Researchers at the University of Surrey have developed the world’s first dataset to enrich the quality of translation from English to Malayalam. With previously limited data to ascertain the accuracy of translation tools, progress with understanding the language has been slow despite more than 38 million people speaking it in India.
To drive progress in improving machine translation for this low-resource language, the Surrey-led study – published in the ACL Anthology – tackles the problem head-on. Backed by funding from the European Association for Machine Translation (EAMT), the research focuses on two areas where low-resource languages suffer the greatest: Quality Estimation, which predicts translation quality without a reference text, and Automatic Post-Editing (APE), which corrects machine-generated errors.

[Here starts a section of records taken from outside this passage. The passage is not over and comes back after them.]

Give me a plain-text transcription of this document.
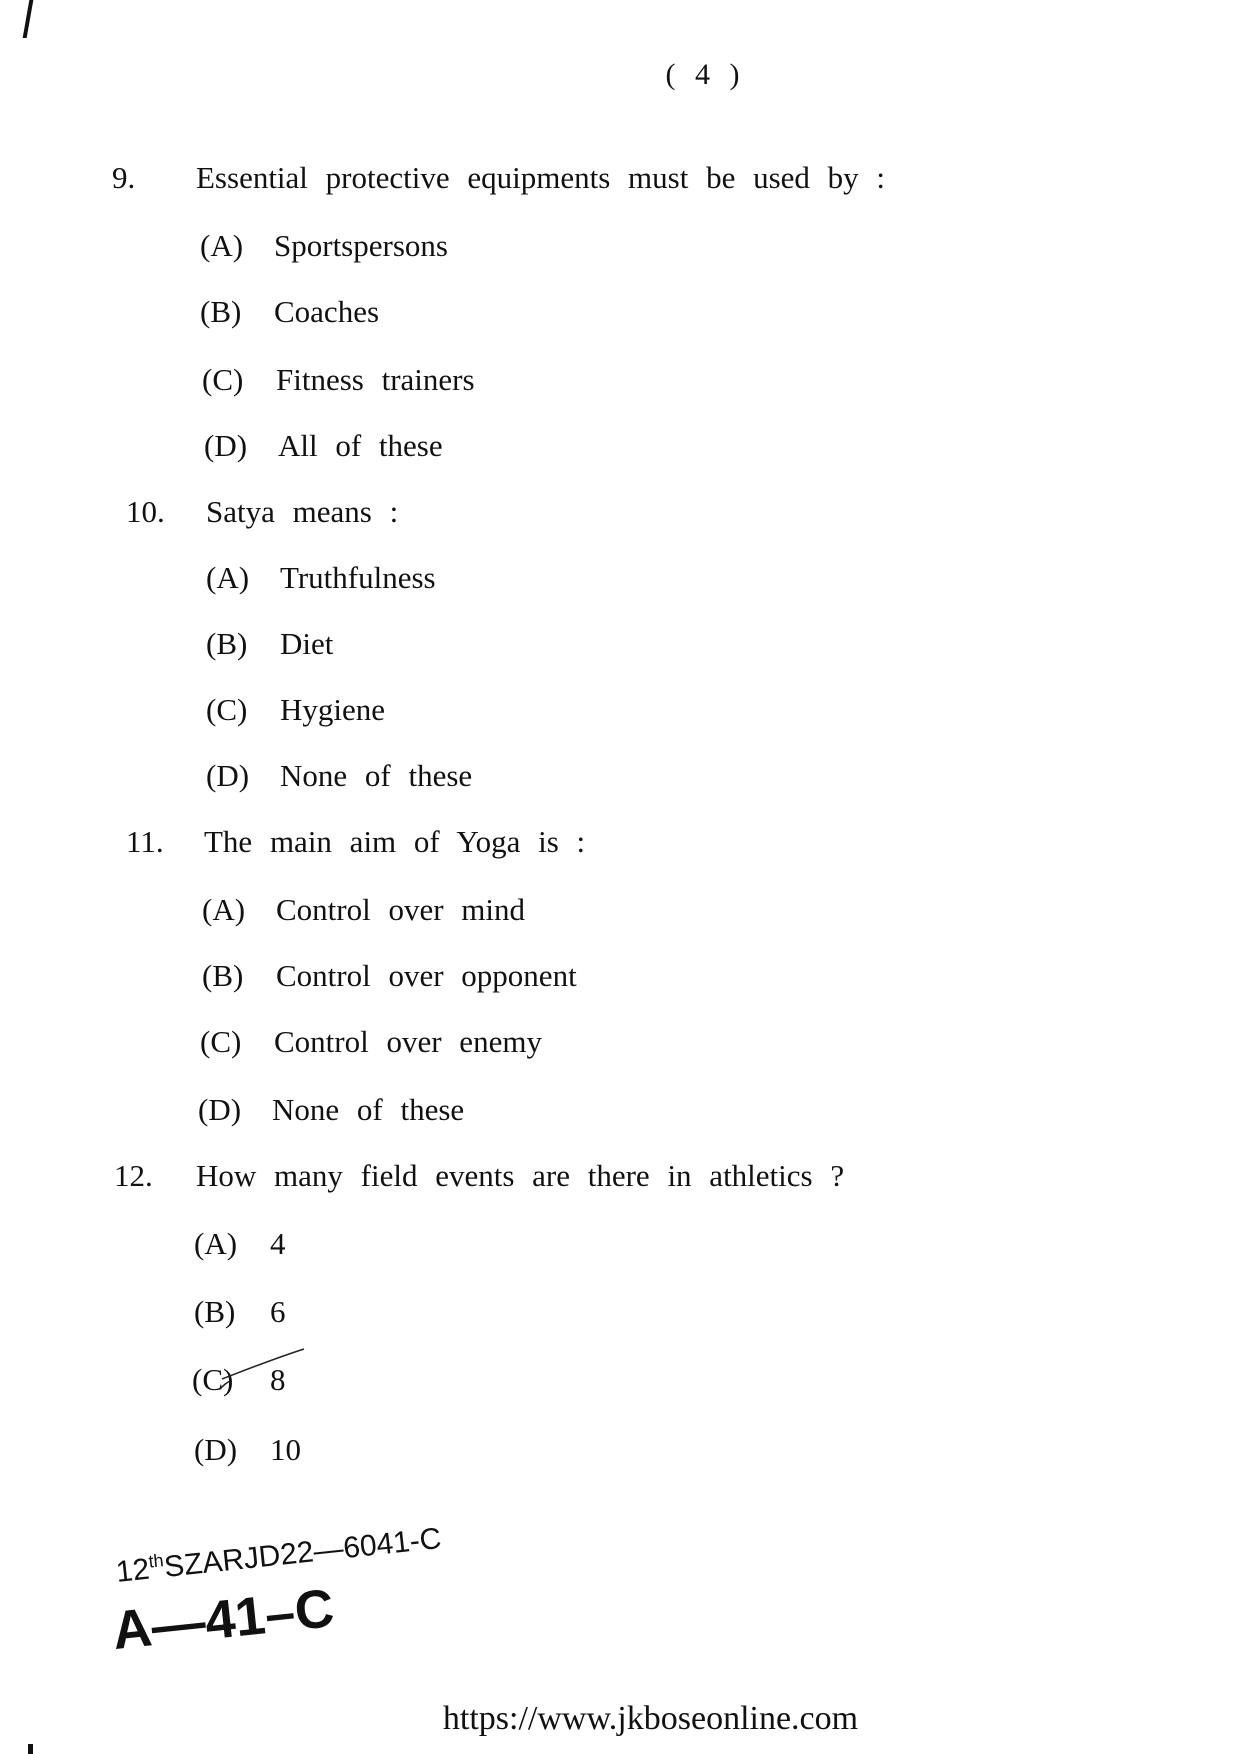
( 4 )
9. Essential protective equipments must be used by :
(A) Sportspersons
(B) Coaches
(C) Fitness trainers
(D) All of these
10. Satya means :
(A) Truthfulness
(B) Diet
(C) Hygiene
(D) None of these
11. The main aim of Yoga is :
(A) Control over mind
(B) Control over opponent
(C) Control over enemy
(D) None of these
12. How many field events are there in athletics ?
(A) 4
(B) 6
(C) 8
(D) 10
12thSZARJD22—6041-C
A—41–C
https://www.jkboseonline.com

To do this, the team curated 8,000 English-to-Malayalam translation segments drawn from finance, legal and news content – domains where precision is non-negotiable. Each segment was assessed by professional annotators at industry partner TechLiebe, who provided three independent quality scores alongside a corrected, post-edited version of the machine translation.
Dr Diptesh Kanojia, Senior Lecturer at the Surrey Institute for People-Centred AI and project co-lead, said:
“Low-resource languages like Malayalam are often left behind simply because we don’t have the datasets needed to improve machine translation. Our work provides a strong foundation for both assessing and correcting translations – supporting Malayalam speakers while also opening the door to similar resources for many other underserved languages.”

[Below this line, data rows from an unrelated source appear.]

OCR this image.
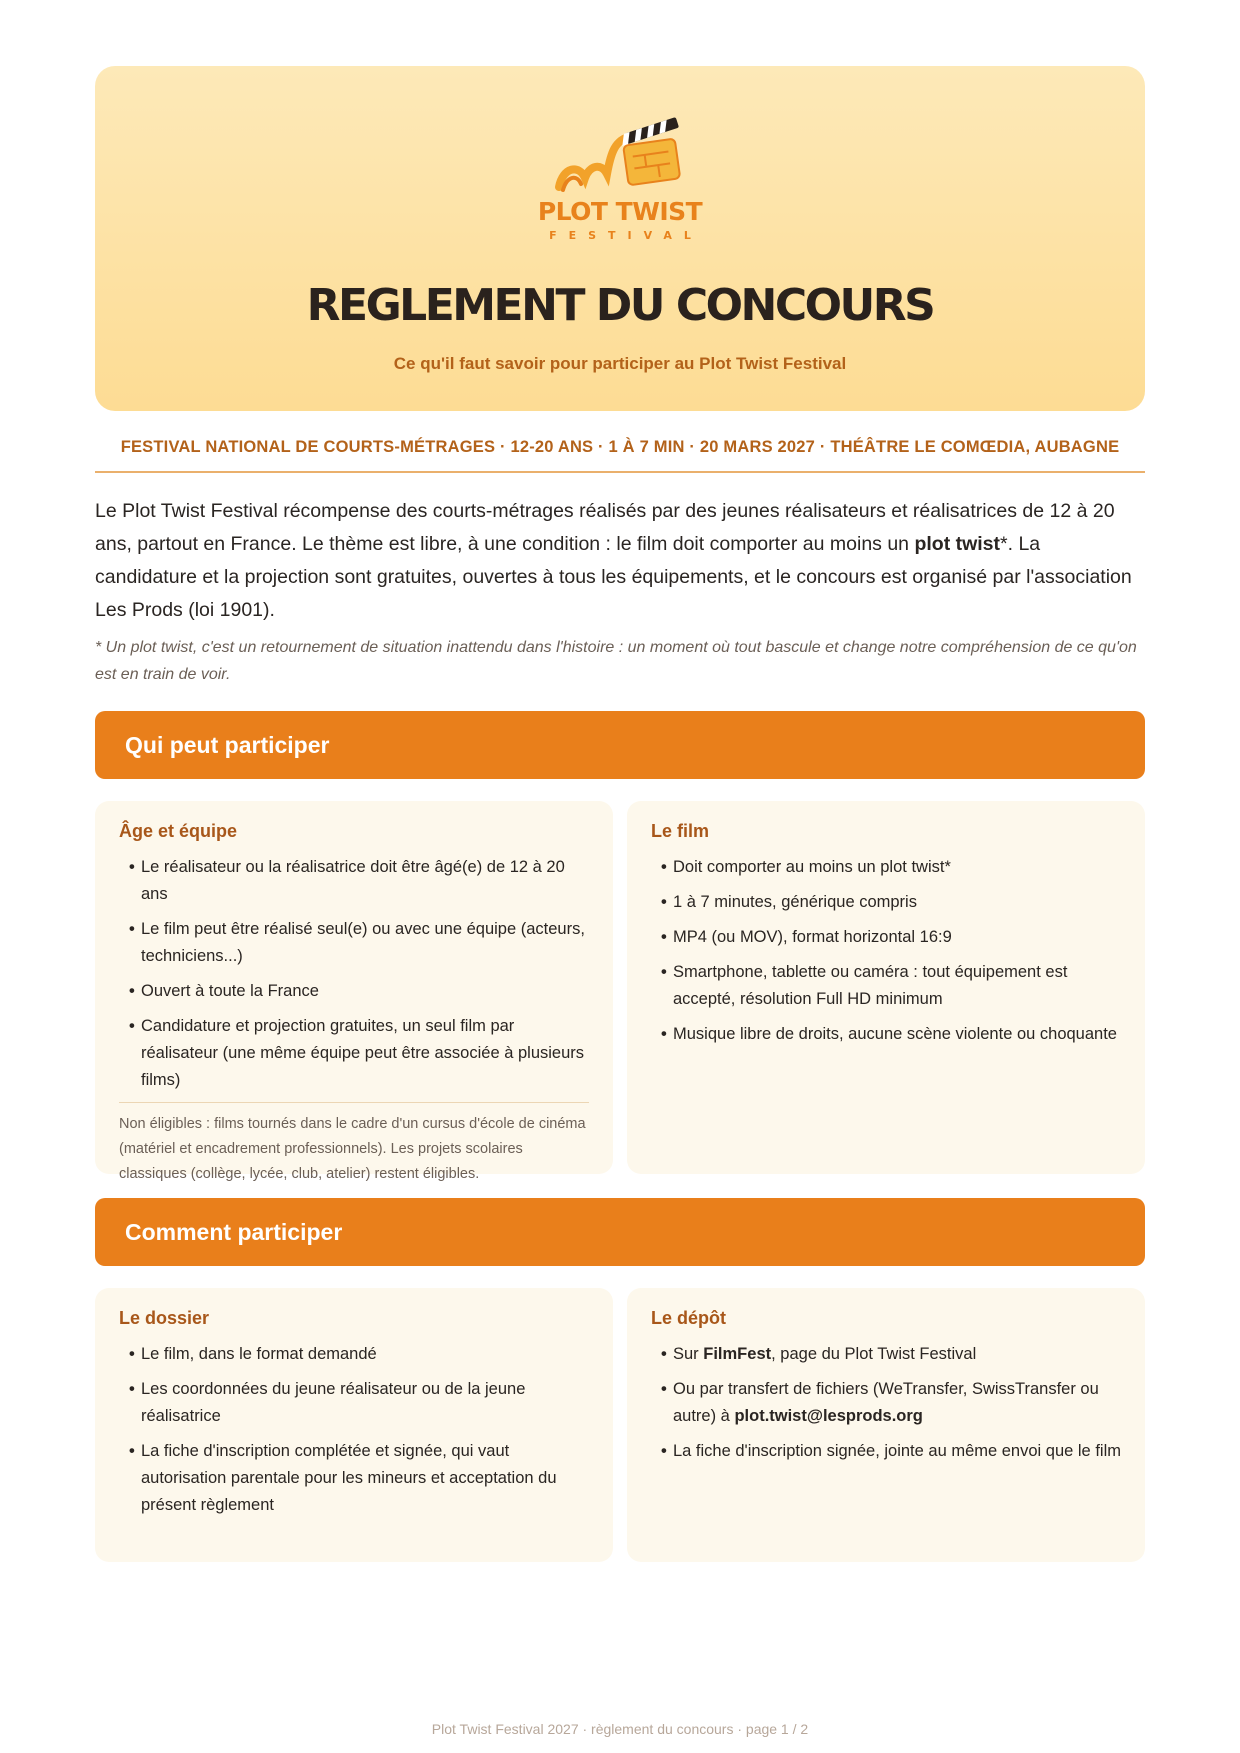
PLOT TWIST
FESTIVAL
REGLEMENT DU CONCOURS
Ce qu'il faut savoir pour participer au Plot Twist Festival
FESTIVAL NATIONAL DE COURTS-MÉTRAGES · 12-20 ANS · 1 À 7 MIN · 20 MARS 2027 · THÉÂTRE LE COMŒDIA, AUBAGNE

Le Plot Twist Festival récompense des courts-métrages réalisés par des jeunes réalisateurs et réalisatrices de 12 à 20 ans, partout en France. Le thème est libre, à une condition : le film doit comporter au moins un plot twist*. La candidature et la projection sont gratuites, ouvertes à tous les équipements, et le concours est organisé par l'association Les Prods (loi 1901).

* Un plot twist, c'est un retournement de situation inattendu dans l'histoire : un moment où tout bascule et change notre compréhension de ce qu'on est en train de voir.

Qui peut participer
Âge et équipe
• Le réalisateur ou la réalisatrice doit être âgé(e) de 12 à 20 ans
• Le film peut être réalisé seul(e) ou avec une équipe (acteurs, techniciens...)
• Ouvert à toute la France
• Candidature et projection gratuites, un seul film par réalisateur (une même équipe peut être associée à plusieurs films)
Non éligibles : films tournés dans le cadre d'un cursus d'école de cinéma (matériel et encadrement professionnels). Les projets scolaires classiques (collège, lycée, club, atelier) restent éligibles.
Le film
• Doit comporter au moins un plot twist*
• 1 à 7 minutes, générique compris
• MP4 (ou MOV), format horizontal 16:9
• Smartphone, tablette ou caméra : tout équipement est accepté, résolution Full HD minimum
• Musique libre de droits, aucune scène violente ou choquante
Comment participer
Le dossier
• Le film, dans le format demandé
• Les coordonnées du jeune réalisateur ou de la jeune réalisatrice
• La fiche d'inscription complétée et signée, qui vaut autorisation parentale pour les mineurs et acceptation du présent règlement
Le dépôt
• Sur FilmFest, page du Plot Twist Festival
• Ou par transfert de fichiers (WeTransfer, SwissTransfer ou autre) à plot.twist@lesprods.org
• La fiche d'inscription signée, jointe au même envoi que le film
Plot Twist Festival 2027 · règlement du concours · page 1 / 2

The research also introduces an innovation with potentially wide-ranging implications: Weak Error Remarks. This additional layer of annotation allows human reviewers to quickly flag and describe specific translation errors – such as missing words, mistranslations or added phrases – without the burden of lengthy reports.
Early results show that when these brief human notes are paired with large language models, systems become significantly better at identifying why a translation failed, not just that it failed – already outperforming existing evaluation methods.
“Malayalam is one of India’s classical languages, spoken by millions, yet it remains severely under-resourced for reference-free machine translation evaluation. By introducing Weak Error Remarks, we offer a lightweight and interpretable form of human-annotated supervision that captures translation errors beyond scalar scores. This added context enables learning signals that help large language models reason more effectively about translation quality, demonstrating how simple, human-centric annotations can significantly strengthen MT evaluation in low-resource settings.”
The team has now completed most of the annotations, with a public release of the dataset scheduled for April 2026. Beyond Malayalam, the methodology offers a template for improving machine translation across dozens of underserved languages – including many spoken across India, Africa and Creole-speaking regions – where high-quality data remains scarce but demand is growing fast.